For the historical study of the life of Jesus the first landmark which it offers is the work of Hess, which appeared in 1768
|November 24, 2011||Posted by webmaster under All text of Schweitzer Quest Jesus, chapter three||
The temporal limits of this half-and-half rationalism are difficult to define. For the historical study of the life of Jesus the first landmark which it offers is the work of Hess, which appeared in 1768. But it held its ground for a long time side by side with rationalism proper, which failed to drive it from the field. A seventh edition of Hess’s Life of Jesus appeared as late as 1823; while a fifth edition of Reinhard’s work saw the light in 1830. And when Strauss struck the death-blow of out-and-out rationalism, the half-and-half rationalism did not perish with it, but allied itself with the neo-supernaturalism which Strauss’s treatment of the life of Jesus had called into being; and it still prolongs an obscure existence in a certain section of conservative literature, though it has lost its best characteristics, its simple-mindedness and honesty.
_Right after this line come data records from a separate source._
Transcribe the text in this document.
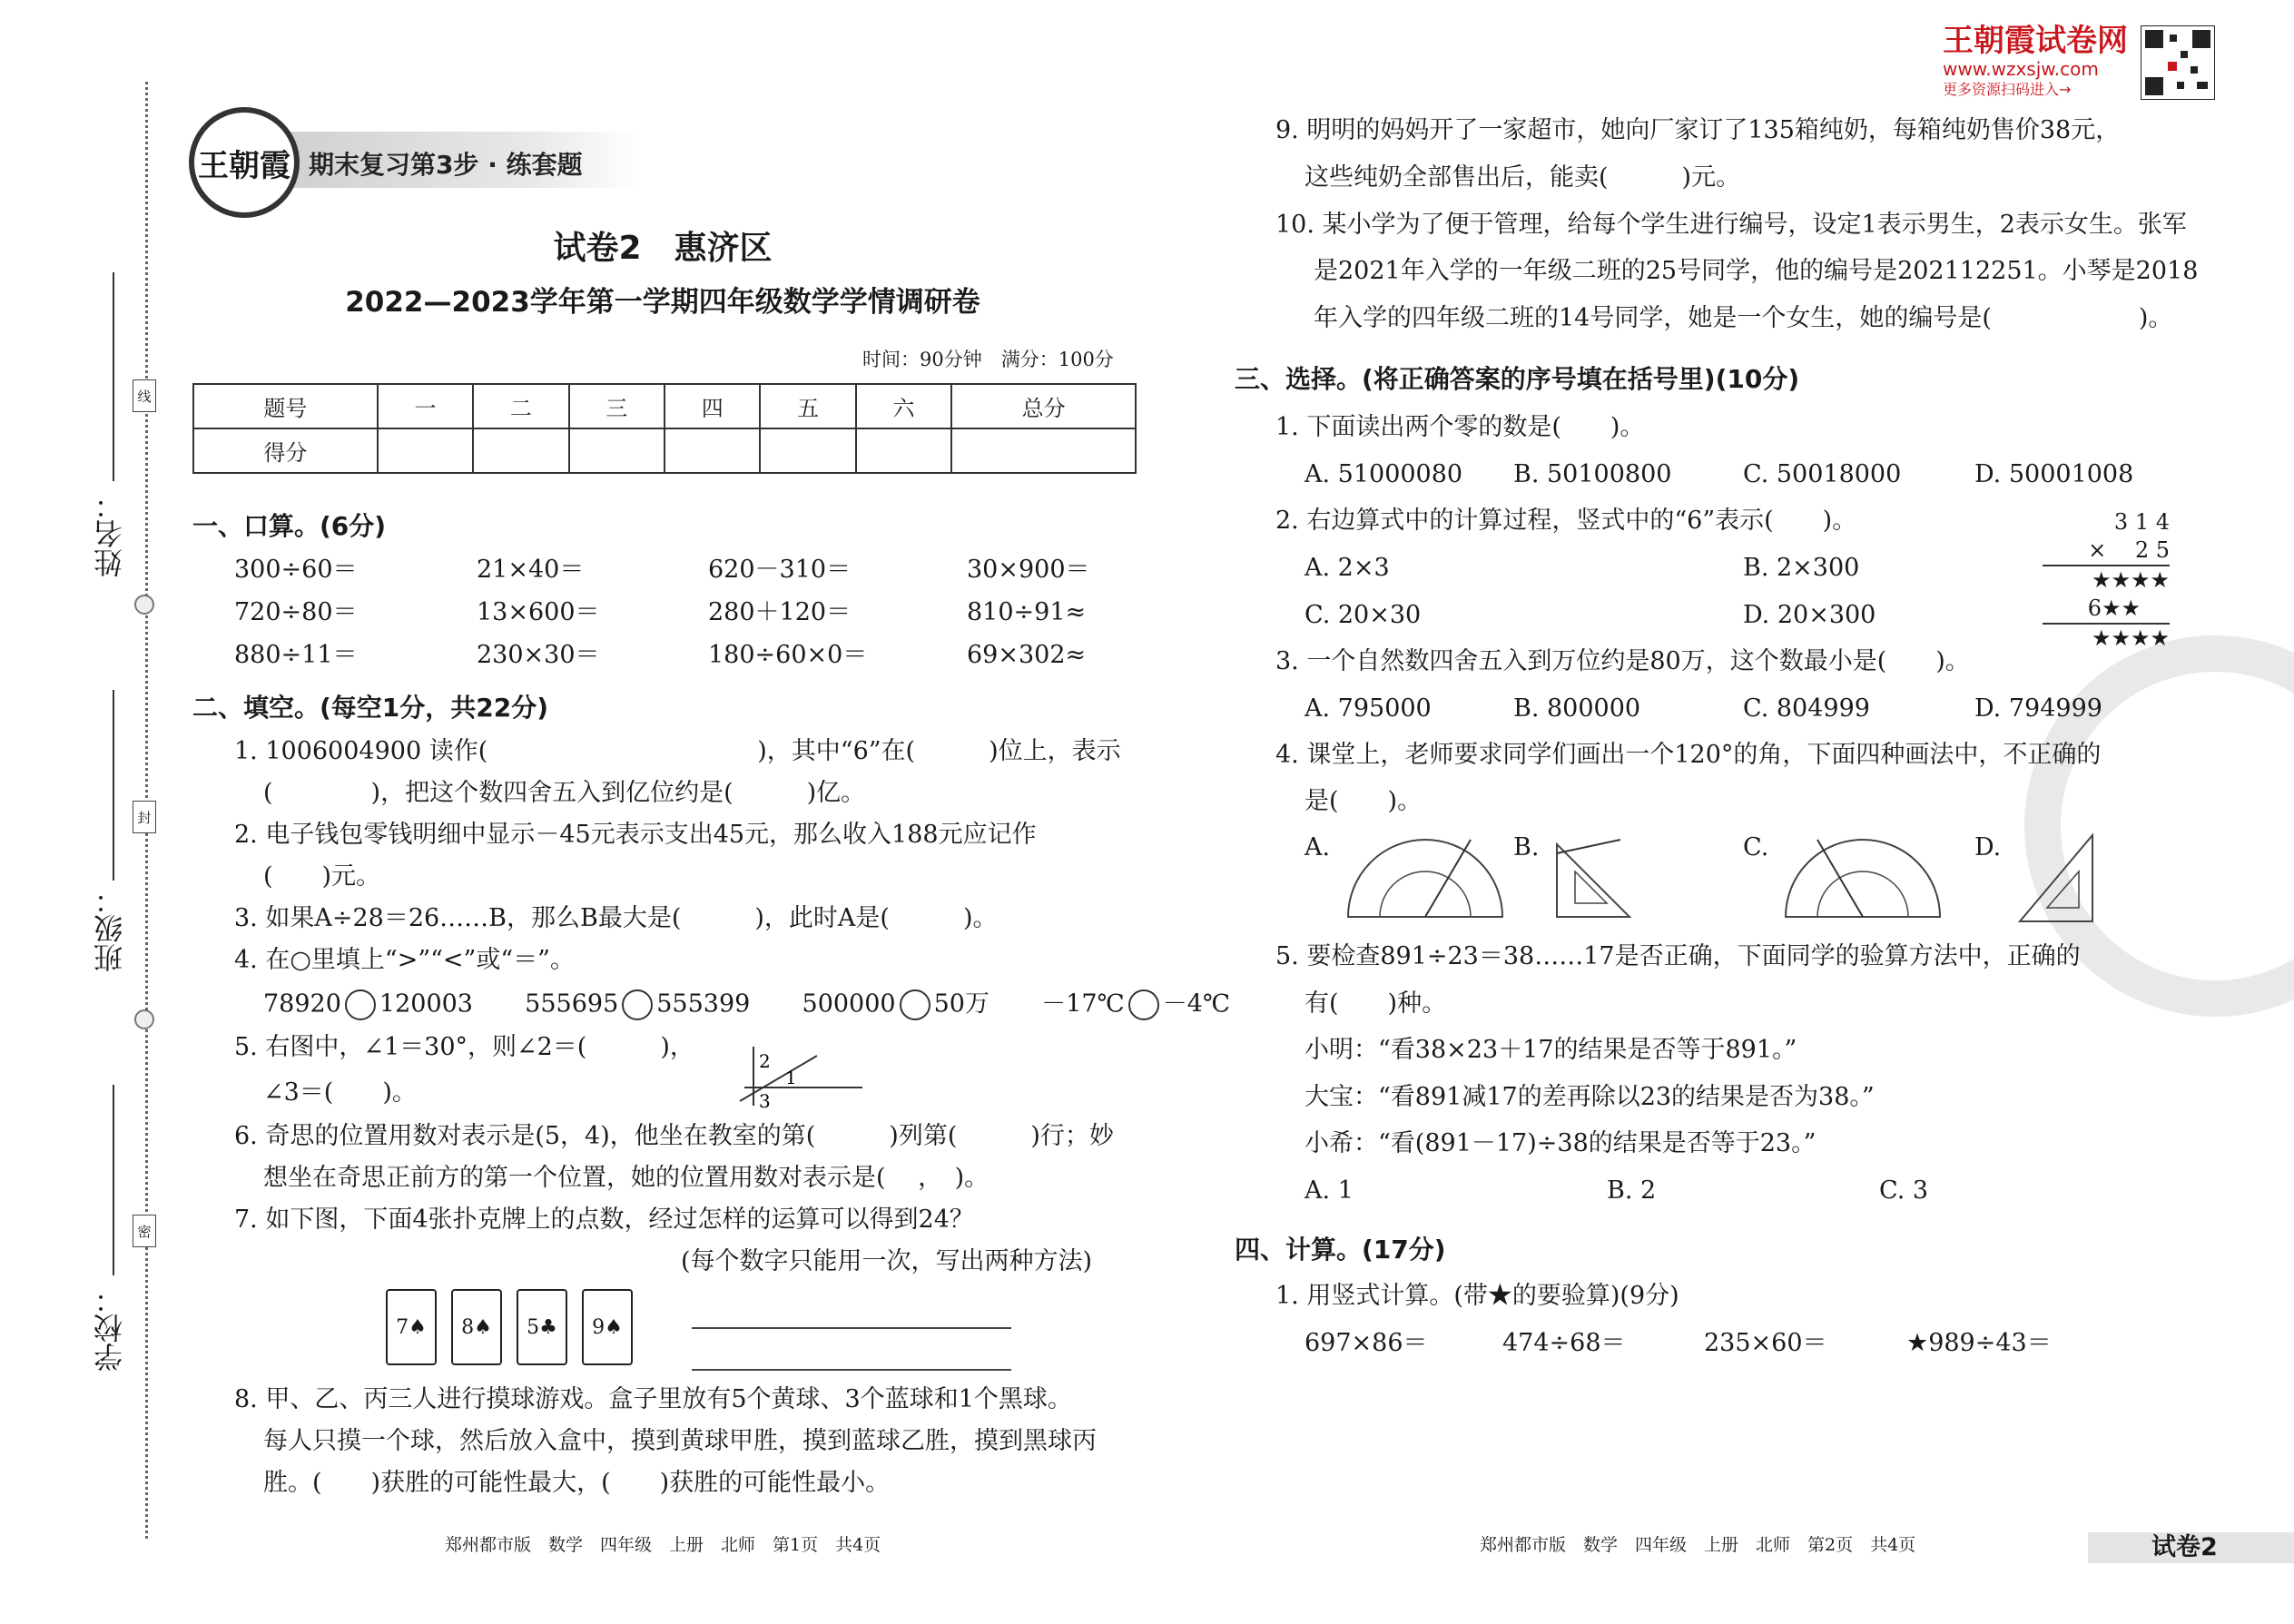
姓名：
班级：
学校：
线
封
密
期末复习第3步 · 练套题
王朝霞
试卷2　惠济区
2022—2023学年第一学期四年级数学学情调研卷
时间：90分钟　满分：100分
题号	一	二	三	四	五	六	总分
得分							
一、口算。(6分)
300÷60＝	21×40＝	620－310＝	30×900＝
720÷80＝	13×600＝	280＋120＝	810÷91≈
880÷11＝	230×30＝	180÷60×0＝	69×302≈
二、填空。(每空1分，共22分)
1. 1006004900 读作(　　　　　　　　　　　)，其中“6”在(　　　)位上，表示
(　　　　)，把这个数四舍五入到亿位约是(　　　)亿。
2. 电子钱包零钱明细中显示－45元表示支出45元，那么收入188元应记作
(　　)元。
3. 如果A÷28＝26……B，那么B最大是(　　　)，此时A是(　　　)。
4. 在○里填上“>”“<”或“＝”。
78920 120003 555695 555399 500000 50万 －17℃ －4℃
5. 右图中，∠1＝30°，则∠2＝(　　　)，
∠3＝(　　)。
2
1
3
6. 奇思的位置用数对表示是(5，4)，他坐在教室的第(　　　)列第(　　　)行；妙
想坐在奇思正前方的第一个位置，她的位置用数对表示是(　 ，　)。
7. 如下图，下面4张扑克牌上的点数，经过怎样的运算可以得到24？
(每个数字只能用一次，写出两种方法)
7♠ 8♠ 5♣ 9♠
8. 甲、乙、丙三人进行摸球游戏。盒子里放有5个黄球、3个蓝球和1个黑球。
每人只摸一个球，然后放入盒中，摸到黄球甲胜，摸到蓝球乙胜，摸到黑球丙
胜。(　　)获胜的可能性最大，(　　)获胜的可能性最小。
郑州都市版　数学　四年级　上册　北师　第1页　共4页
王朝霞试卷网
www.wzxsjw.com
更多资源扫码进入→
9. 明明的妈妈开了一家超市，她向厂家订了135箱纯奶，每箱纯奶售价38元，
这些纯奶全部售出后，能卖(　　　)元。
10. 某小学为了便于管理，给每个学生进行编号，设定1表示男生，2表示女生。张军
是2021年入学的一年级二班的25号同学，他的编号是202112251。小琴是2018
年入学的四年级二班的14号同学，她是一个女生，她的编号是(　　　　　　)。
三、选择。(将正确答案的序号填在括号里)(10分)
1. 下面读出两个零的数是(　　)。
A. 51000080 B. 50100800	C. 50018000	D. 50001008
2. 右边算式中的计算过程，竖式中的“6”表示(　　)。
A. 2×3	B. 2×300
C. 20×30	D. 20×300
3 1 4
×　 2 5
★★★★
6★★
★★★★
3. 一个自然数四舍五入到万位约是80万，这个数最小是(　　)。
A. 795000	B. 800000	C. 804999	D. 794999
4. 课堂上，老师要求同学们画出一个120°的角，下面四种画法中，不正确的
是(　　)。
A.	B.	C.	D.
5. 要检查891÷23＝38……17是否正确，下面同学的验算方法中，正确的
有(　　)种。
小明：“看38×23＋17的结果是否等于891。”
大宝：“看891减17的差再除以23的结果是否为38。”
小希：“看(891－17)÷38的结果是否等于23。”
A. 1	B. 2	C. 3
四、计算。(17分)
1. 用竖式计算。(带★的要验算)(9分)
697×86＝	474÷68＝	235×60＝	★989÷43＝
郑州都市版　数学　四年级　上册　北师　第2页　共4页	试卷2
These older rationalistic Lives of Jesus are, from the aesthetic point of view, among the least pleasing of all theological productions. The sentimentality of the portraiture is boundless. Boundless, also, and still more objectionable, is the want of respect for the language of Jesus. He must speak in a rational and modern fashion, and accordingly all His utterances are reproduced in a style of the most polite modernity. None of the speeches are allowed to stand as they were spoken; they are taken to pieces, paraphrased, and expanded, and sometimes, with the view of making them really lively, they are recast in the mould of a freely invented dialogue. In all these Lives of Jesus, not a single one of His sayings retains its authentic form.
And yet we must not be unjust to these writers. What they aimed at was to bring Jesus near to their own time, and in so doing they became the pioneers of the historical study of His life. The defects of their work in regard to aesthetic feeling and historical grasp are outweighed by the attractiveness of the purposeful, unprejudiced thinking which here awakens, stretches itself, and begins to move with freedom.
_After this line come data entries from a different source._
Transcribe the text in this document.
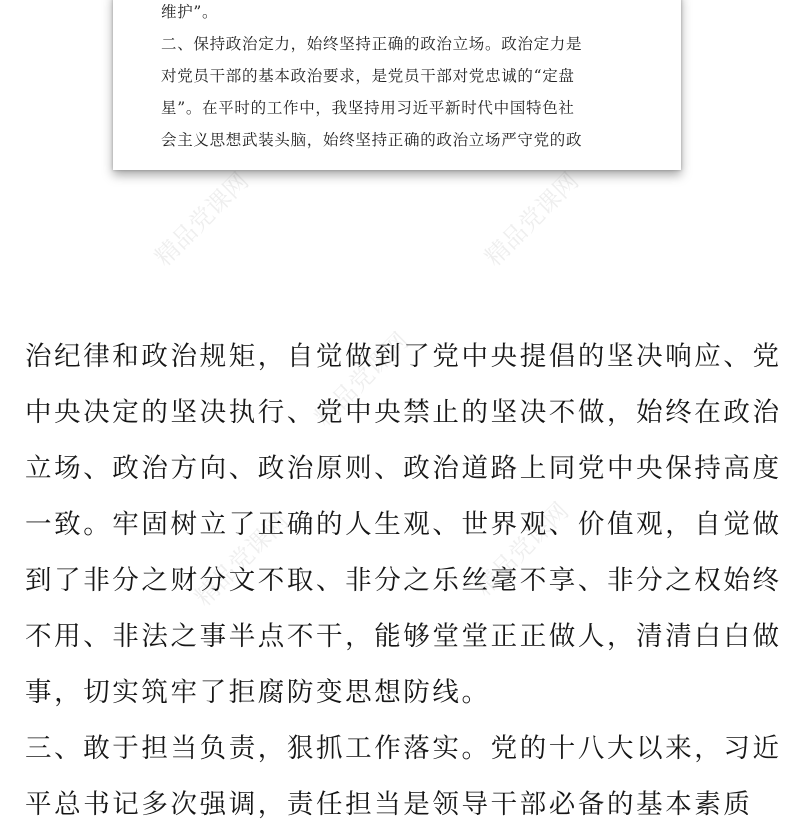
精品党课网	精品党课网
精品党课网
精品党课网	精品党课网
维护”。
二、保持政治定力，始终坚持正确的政治立场。政治定力是
对党员干部的基本政治要求，是党员干部对党忠诚的“定盘
星”。在平时的工作中，我坚持用习近平新时代中国特色社
会主义思想武装头脑，始终坚持正确的政治立场严守党的政
治纪律和政治规矩，自觉做到了党中央提倡的坚决响应、党
中央决定的坚决执行、党中央禁止的坚决不做，始终在政治
立场、政治方向、政治原则、政治道路上同党中央保持高度
一致。牢固树立了正确的人生观、世界观、价值观，自觉做
到了非分之财分文不取、非分之乐丝毫不享、非分之权始终
不用、非法之事半点不干，能够堂堂正正做人，清清白白做
事，切实筑牢了拒腐防变思想防线。
三、敢于担当负责，狠抓工作落实。党的十八大以来，习近
平总书记多次强调，责任担当是领导干部必备的基本素质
Johann Jakob Hess was born in 1741 and died in 1828. After working as a curate for seventeen years he became one of the assistant clergy at the Frauminster at Zurich, and later “Antistes,” president, of the cantonal synod. In this capacity he guided the destinies of the Church in Zurich safely through the troublous times of the Revolution. He was not a deep thinker, but was well read and not without ability. As a man, he did splendid work.
His Life of Jesus still keeps largely to the lines of a paraphrase of the Gospels; indeed, he calls it a paraphrasing history. It is based upon a harmonising combination of the four Gospels. The matter of the Synoptic narratives is, as in all the Lives of Jesus prior to Strauss—with the sole exception of Herder’s—fitted more or less arbitrarily into the intervals between the Passovers in the fourth Gospel.
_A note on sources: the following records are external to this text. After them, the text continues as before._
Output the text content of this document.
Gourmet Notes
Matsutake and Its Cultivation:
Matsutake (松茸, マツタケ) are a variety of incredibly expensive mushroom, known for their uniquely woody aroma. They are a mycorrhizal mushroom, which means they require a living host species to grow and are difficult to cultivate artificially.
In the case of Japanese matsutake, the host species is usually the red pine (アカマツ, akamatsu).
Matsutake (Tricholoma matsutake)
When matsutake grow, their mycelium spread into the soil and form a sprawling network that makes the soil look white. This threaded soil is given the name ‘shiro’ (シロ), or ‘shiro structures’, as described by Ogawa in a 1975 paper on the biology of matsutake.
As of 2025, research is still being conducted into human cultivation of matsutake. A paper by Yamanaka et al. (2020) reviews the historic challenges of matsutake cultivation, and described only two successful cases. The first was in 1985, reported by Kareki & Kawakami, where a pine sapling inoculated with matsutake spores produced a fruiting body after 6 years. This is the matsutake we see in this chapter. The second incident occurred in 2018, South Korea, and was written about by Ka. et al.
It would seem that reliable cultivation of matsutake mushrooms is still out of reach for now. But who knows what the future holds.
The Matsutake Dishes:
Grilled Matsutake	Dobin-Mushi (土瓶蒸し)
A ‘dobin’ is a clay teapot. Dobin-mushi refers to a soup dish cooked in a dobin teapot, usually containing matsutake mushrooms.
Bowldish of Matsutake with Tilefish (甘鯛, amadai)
In regard to miracles, he admits that these are a stumblingblock. But they are essential to the Gospel narrative and to revelation; had Jesus been only a moral teacher and not the Son of God they would not have been necessary. We must be careful, however, not to prize miracles for their own sake, but to look primarily to their ethical teaching. It was, he remarks, the mistake of the Jews to regard all the acts of Jesus solely from the point of view of their strange and miraculous character, and to forget their moral teaching; whereas we, from distaste for miracle as such, run the risk of excluding from the Gospel history events which are bound up with the Gospel revelation.